After a cold a rainy Spring it seems like we have been taking full advantage of balmy summer days by having dinner on the beach nearly every Sunday. It’s usually a spontaneous, special event with little notice until finally announcements are made and requests for help to load the old red truck with food to bring down to the beach. Signs are put up and, as six o’ clock rolls around, people make their way down to the lake.
I absolutely love beach dinners. I love them for so many reasons. I love them because I get to look out over the water to my favourite mountains; the ones that slope so soft and gently, inviting the sun to rest deeply on its supportive bed of trees. I love them because I get to engage with my family here, exchanging beach-dinner-type words, laughter and camaraderie. And I love them for the sense of community they create as I gaze over the scene, enjoying us all being together. Of course all of these things aren’t exclusive to dinners on the beach: I eat outside on the deck quite often, taking in the sights and sounds of nature, and while silent meals are silent they don’t always exclude communication which is done more with eyes and body language even when speech is present too. That sense of community I feel really is present in most circumstances here anyway, inherent in a spiritual community.
Really my favourite part of beach dinners is the emptiness of Mandala house. The main building of the ashram with the bookstore, dining room and two of the classrooms is where I spend approximately 10.5 hours of my day, six days a week. If I’m not doing hatha I’m eating or on reflection break in the dining room and, more commonly, in the bookstore and office doing karma yoga. Evenings with dinner on the beach allow me to close the bookstore with no interruptions but with a sense of quite calm. I can feel the entire building’s stillness as the last of us finish up in order to head outdoors.

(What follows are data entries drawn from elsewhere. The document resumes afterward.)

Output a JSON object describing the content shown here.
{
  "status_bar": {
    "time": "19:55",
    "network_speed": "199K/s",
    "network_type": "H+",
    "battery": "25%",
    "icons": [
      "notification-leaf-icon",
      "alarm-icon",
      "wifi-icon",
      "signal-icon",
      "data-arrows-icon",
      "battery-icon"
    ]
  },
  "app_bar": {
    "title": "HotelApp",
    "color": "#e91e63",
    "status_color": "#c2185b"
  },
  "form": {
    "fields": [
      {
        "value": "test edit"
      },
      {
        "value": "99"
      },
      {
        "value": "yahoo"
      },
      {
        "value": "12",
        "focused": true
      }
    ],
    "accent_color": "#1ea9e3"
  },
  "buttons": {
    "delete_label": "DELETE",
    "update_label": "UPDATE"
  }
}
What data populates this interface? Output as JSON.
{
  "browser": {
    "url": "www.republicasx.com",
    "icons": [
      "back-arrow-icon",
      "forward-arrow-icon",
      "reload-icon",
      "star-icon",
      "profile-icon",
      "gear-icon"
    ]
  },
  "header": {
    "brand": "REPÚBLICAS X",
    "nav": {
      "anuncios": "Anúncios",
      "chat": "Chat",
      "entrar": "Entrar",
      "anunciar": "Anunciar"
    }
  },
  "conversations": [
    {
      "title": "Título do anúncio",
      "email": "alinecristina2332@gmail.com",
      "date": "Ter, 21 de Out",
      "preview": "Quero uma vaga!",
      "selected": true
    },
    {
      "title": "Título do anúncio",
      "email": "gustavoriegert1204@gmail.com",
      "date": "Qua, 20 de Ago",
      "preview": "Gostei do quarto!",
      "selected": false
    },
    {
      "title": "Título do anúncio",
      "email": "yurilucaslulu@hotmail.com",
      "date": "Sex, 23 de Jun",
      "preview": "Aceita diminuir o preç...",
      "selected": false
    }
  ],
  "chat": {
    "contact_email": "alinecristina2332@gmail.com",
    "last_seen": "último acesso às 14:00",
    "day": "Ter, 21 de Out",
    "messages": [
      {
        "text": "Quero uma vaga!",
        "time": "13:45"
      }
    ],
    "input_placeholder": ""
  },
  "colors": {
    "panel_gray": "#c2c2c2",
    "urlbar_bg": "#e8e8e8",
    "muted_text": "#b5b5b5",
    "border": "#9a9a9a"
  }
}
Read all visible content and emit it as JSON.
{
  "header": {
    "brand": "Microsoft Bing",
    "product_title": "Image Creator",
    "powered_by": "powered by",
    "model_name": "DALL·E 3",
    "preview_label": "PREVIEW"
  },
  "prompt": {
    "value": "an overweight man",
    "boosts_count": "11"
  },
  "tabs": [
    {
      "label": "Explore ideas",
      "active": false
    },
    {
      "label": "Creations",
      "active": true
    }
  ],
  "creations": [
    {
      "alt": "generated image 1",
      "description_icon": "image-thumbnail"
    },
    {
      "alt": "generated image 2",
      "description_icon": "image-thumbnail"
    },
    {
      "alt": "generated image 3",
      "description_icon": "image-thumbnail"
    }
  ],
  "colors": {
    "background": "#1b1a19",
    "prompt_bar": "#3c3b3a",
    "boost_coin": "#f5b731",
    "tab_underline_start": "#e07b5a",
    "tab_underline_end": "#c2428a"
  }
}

Last week Swami Sivananda was locking up the front door as I counted up the cash. He mentioned to someone in the front room, sitting on the comfy chairs, that they would have to use a different door to leave the building since the usual one was now locked. It was something I’m used to, being in Mandala house late doing dishes or getting out of Tuesday night class. He turned around, walking past me and said something like, I don’t need to tell you, “You know your way out.” What a spectacular thought, “I know my way out. I know my way out of this cycle of birth and rebirth, suffering and joy. I sure hope so. I sure hope so.
Walker’s Landing Road
I don’t know what it is about that road that just pulls something out of me. Lisa, my dear friend and roommate during the YDC calls it the Road of Wisdom and would rarely miss a day of making it to the stop sign and back. Back home where upon entering the grounds the sign reads: “Yasodhara Ashram Please Slow Down”. “Please slow down;” what a lovely thought. It’s easy for me to say that my favourite part about going for a walk along the road is coming back and passing by our nearest neighbour then making it to the last stretch before the ashram. There’s something magical about that bend in the road. There’s a slight dip and the air so often seems a little bit cooler; the breeze from the lake must flow through just right. To the left is this forest that seems like it’s transported out of time. Bit of sunlight are strewn haphazardly on the floors bed of fallen trees, glancing off of thin cedar and pines that stand reaching up towards the clear blue sky.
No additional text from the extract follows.